A Melbourne-based research project is working to improve social connection for older women living alone.

Bolton Clarke Research Institute’s Older Women Living Alone project, funded through a $250,000 Lord Mayor’s Charitable Foundation grant, is entering a new phase as it seeks to develop concepts that will lead to new interventions supporting wellbeing for older women.

The two-year project has included a recently complete series of interviews and forums with about 50 older women aged 55+ living alone in Melbourne, building on an analysis of data from more than 50,000 older women living alone.

Women living alone comprise 40 per cent of all women over 55 accessing Bolton Clarke services, and are more likely to have complex health issues.

Research Project Manager Marissa Dickins said Australian women were living longer and older women were at increased risk of homelessness, poverty and factors affecting physical and mental wellbeing.

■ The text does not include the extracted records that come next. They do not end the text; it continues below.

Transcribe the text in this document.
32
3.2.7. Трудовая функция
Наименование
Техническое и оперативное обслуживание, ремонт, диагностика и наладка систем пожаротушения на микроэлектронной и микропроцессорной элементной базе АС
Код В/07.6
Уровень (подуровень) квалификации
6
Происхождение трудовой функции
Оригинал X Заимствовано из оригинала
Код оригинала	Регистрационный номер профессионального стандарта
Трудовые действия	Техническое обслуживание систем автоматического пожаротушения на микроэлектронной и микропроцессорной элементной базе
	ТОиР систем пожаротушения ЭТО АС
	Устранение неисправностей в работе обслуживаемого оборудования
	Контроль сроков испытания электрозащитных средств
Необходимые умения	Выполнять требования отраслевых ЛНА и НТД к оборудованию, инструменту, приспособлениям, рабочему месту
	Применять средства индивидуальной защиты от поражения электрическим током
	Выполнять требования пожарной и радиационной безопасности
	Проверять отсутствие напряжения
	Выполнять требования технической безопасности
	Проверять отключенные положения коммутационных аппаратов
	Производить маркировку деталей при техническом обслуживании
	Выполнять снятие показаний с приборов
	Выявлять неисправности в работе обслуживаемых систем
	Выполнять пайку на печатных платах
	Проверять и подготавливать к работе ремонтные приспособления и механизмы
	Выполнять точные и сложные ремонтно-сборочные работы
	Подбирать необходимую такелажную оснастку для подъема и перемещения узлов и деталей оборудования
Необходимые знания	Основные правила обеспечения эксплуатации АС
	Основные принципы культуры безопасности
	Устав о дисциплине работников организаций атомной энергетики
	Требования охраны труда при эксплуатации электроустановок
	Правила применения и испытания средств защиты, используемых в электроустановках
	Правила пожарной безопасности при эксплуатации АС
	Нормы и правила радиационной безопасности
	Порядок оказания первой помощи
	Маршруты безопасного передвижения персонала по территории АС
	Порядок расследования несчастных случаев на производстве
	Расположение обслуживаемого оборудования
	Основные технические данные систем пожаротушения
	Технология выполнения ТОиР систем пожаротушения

“Not only is social isolation an unpleasant experience in and of itself, it is also associated with higher mortality among older individuals,” she said.

“The risk of social isolation increases with age, as older people experience significant and ongoing life changes that require continual adjustment. These changes can include life transitions such as retirement/redundancy, bereavement, or divorce.

They may also lead to transitions in living situation which result in a person living alone.

“Functional health is another significant risk factor, and the development of increasing number of health conditions. Older adults with four or more chronic illnesses are 1.7 times more likely to be socially isolated than those with fewer than four chronic illnesses.”

In addition to the challenges facing all older individuals, older women face additional challenges, not only are they more likely to live alone than their male counterparts (Australian Bureau of Statistics, 2013), they are more likely to experience financial pressure due to systemic factors such as inequalities in earning and superannuation across the lifetime.

Dr Dickins said interviews with older women living alone showed many felt they had limited options. For some, their feeling of isolation and loneliness was exacerbated by their limited financial capacity.

“A lot of my friends go out for dinner and I have to say no because it’s just not affordable – if I do go out, it’s rare and a lot of bills have to wait because I can only just cover everything,” one participant said.

The project will now use feedback from the forums to work with older women and service providers on develop service solutions to reduce isolation and promote greater wellbeing and independence.